Abstract:With the breakthrough progress of large language models (LLMs) in natural language processing and multimodal tasks, efficiently deploying them on resource-constrained edge devices has become a critical challenge. The Mixture of Experts (MoE) architecture enhances model capacity through sparse activation, but faces two major difficulties in practical deployment: (1) The presence of numerous outliers in activation distributions leads to severe degradation in quantization accuracy for both activations and weights, significantly impairing inference performance; (2) Under limited memory, efficient offloading and collaborative inference of expert modules struggle to balance latency and throughput. To address these issues, this paper proposes an efficient MoE edge deployment scheme based on Hessian-Aware Quantization (HAQ) and CPU-GPU collaborative inference. First, by introducing smoothed Hessian matrix quantization, we achieve joint 8-bit quantization of activations and weights, which significantly alleviates the accuracy loss caused by outliers while ensuring efficient implementation on mainstream hardware.

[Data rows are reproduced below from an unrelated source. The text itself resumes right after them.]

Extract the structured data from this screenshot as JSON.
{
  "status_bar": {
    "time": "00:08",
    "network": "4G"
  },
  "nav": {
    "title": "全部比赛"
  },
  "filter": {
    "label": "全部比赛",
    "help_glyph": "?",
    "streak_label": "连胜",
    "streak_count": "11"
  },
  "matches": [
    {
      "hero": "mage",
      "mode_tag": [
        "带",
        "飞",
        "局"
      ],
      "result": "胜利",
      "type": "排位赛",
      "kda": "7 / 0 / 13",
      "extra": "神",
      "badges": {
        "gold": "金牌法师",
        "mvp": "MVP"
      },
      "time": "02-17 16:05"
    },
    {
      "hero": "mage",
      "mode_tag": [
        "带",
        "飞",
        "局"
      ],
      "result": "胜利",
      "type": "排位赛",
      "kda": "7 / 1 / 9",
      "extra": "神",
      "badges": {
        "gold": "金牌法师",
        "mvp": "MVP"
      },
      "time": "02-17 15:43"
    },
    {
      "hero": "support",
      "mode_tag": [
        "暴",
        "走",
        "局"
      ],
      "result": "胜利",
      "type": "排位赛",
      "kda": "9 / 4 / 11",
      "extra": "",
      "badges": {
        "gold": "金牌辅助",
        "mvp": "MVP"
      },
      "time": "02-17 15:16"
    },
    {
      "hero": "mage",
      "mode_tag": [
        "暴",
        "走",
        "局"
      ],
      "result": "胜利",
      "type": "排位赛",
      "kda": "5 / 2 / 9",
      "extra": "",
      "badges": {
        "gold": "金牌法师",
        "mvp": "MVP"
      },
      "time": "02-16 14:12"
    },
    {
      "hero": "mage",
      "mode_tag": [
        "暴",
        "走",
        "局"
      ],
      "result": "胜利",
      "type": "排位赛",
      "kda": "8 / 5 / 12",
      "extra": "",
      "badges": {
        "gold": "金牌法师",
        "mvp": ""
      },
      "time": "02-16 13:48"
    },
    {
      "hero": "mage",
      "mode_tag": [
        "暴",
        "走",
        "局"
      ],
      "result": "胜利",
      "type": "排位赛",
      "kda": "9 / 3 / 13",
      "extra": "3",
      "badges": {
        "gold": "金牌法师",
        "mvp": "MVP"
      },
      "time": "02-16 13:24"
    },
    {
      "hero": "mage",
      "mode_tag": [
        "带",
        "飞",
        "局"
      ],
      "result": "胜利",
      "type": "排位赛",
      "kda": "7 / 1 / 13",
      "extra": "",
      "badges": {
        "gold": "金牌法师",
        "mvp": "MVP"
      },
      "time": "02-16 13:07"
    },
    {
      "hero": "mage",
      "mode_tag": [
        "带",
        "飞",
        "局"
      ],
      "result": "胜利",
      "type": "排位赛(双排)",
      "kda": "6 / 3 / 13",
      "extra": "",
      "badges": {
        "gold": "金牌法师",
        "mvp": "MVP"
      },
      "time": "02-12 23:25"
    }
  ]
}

Second, we design an expert-level collaborative offloading and inference mechanism, which, combined with expert activation path statistics, enables efficient deployment and scheduling of expert modules between CPU and GPU, greatly reducing memory footprint and inference latency. Extensive experiments validate the effectiveness of our method on mainstream large models such as the OPT series and Mixtral 8*7B: on datasets like Wikitext2 and C4, the inference accuracy of the low-bit quantized model approaches that of the full-precision model, while GPU memory usage is reduced by about 60%, and inference latency is significantly improved.